Tener “free space” o tener la cabeza hueca

¿Se acuerdan cuando hablábamos de corridito? Sí, hubo un tiempo en que no teníamos que hacer pausas en nuestras conversaciones; ahora cuando narramos una historia, tenemos que buscar en los más recónditos rincones de nuestra memoria cierta información, más aún cuando queremos ser precisos, por supuesto que estos veinteañeros irreverentes nos preguntan sarcásticamente: ¿Me estás contando o me estás dictando?... Pero sucede que ellos no tienen idea de la gran cantidad de información que guardamos en el disco duro de nuestra memoria, el suyo tiene todavía un alto porcentaje de “free space” –dirían ellos, “cabeza hueca”, diríamos nosotros- Para muestra, un botón.
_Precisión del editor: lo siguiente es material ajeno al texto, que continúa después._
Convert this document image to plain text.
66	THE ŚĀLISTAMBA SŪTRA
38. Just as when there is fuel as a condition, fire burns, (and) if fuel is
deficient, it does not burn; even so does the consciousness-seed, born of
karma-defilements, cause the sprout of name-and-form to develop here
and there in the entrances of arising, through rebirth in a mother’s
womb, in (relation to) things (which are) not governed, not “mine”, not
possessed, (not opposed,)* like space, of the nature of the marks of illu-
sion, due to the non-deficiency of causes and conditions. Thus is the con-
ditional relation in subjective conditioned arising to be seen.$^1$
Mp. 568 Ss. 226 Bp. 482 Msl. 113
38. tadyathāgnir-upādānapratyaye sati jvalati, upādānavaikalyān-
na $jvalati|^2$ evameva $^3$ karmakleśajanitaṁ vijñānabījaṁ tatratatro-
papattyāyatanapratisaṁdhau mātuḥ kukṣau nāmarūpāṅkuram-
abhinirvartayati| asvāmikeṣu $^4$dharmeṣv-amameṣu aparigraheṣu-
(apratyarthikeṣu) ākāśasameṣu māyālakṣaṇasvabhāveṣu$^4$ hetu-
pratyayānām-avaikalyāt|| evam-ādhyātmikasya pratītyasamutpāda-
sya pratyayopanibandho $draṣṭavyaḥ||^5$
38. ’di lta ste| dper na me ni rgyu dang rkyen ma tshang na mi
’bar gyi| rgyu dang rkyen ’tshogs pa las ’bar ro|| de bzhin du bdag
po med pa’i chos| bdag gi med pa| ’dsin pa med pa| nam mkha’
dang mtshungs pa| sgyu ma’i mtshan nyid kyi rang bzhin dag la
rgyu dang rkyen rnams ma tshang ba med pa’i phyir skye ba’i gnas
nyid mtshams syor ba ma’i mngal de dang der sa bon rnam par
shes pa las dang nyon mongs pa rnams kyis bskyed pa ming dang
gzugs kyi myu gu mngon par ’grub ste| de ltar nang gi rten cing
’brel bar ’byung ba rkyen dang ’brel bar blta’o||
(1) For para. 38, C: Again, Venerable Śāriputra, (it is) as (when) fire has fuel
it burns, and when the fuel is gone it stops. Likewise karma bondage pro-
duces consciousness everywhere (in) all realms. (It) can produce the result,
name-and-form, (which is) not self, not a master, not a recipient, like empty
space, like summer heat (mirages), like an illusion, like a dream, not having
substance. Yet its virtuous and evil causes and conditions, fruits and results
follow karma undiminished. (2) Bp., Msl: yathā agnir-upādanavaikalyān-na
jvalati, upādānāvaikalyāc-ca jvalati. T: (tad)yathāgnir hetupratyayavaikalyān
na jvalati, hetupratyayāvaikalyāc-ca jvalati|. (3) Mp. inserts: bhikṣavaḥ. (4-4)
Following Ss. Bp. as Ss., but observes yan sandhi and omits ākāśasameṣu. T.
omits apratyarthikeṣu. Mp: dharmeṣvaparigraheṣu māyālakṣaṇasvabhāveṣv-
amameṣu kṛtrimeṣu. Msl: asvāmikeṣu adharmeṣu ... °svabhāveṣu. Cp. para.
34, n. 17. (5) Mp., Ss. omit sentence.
No tienen ni la más remota pista de quién es Tohui Panda, el primer oso panda del mundo nacido en cautiverio, menos aún enterarse que se logró ni más ni menos que en el Zoológico de Chapultepec en la Ciudad de México, no tienen noticia que hubo una cadena de helados llamados Danesa 33, inútil preguntarles ¿quién es el Toro Valenzuela? Este célebre pitcher de los Dodgers de Los Ángeles que puso a Chohuaquila, Sonora, en el mapa del mundo deportivo. No hay rastro alguno en su memoria de muchas frases célebres de los comerciales de antaño, por ello decirles que “la princesa está triste porque su radio ya no suena” no tiene sentido, inútil preguntarles por el Flyt, que no es otra cosa que una marca de insecticida, o la Chinola una marca de grasa para zapatos, el célebre Villano Reventón con su cancioncita pegajosa... “Es muy sencillo, basta un soplido”, no tienen registros de Jaime Parla Bonito, la soldadera doña Adelita, el doctor Buanda Matanga o Lupe Vueltas a la que le dolía “todo su hermoso cuerpo”, les informo que todos ellos anunciaban Alka Seltzer en la década del setenta. Desconocen a que nos referimos con “Acapulco en la azotea”, y no recuerdan el estribillo de aquel comercial que rezaba: “Estaban los tomatitos, muy contentitos”, o el que afirmaba: “de Mérida a Ensenada y el Pilón como si nada”. Para acabar pronto, con dificultad se acuerdan del antro al que asistieron la semana pasada.

En cambio, a nosotros todavía nos queda nítido en nuestra memoria aquella fábula de Esopo que estaba en los libros de textos gratuitos en la primaria, sí, aquellos donde la Madre Patria aparecía en la portada enarbolando la Bandera Nacional: “Bebiendo un perro en el Nilo, al mismo tiempo corría, bebe quieto le decía, un taimado cocodrilo”.... ¿La recuerdan? Si no, habrá que leerla de nuevo y pegársela en la memoria con el lápiz adhesivo Resistoool....

Como ven, nuestra memoria está intacta y nuestro disco duro no está lleno aún, sólo que necesitamos un poco más de tiempo para poner en orden nuestros recuerdos. A propósito, ¿Alguien sabe donde dejé mis llaves?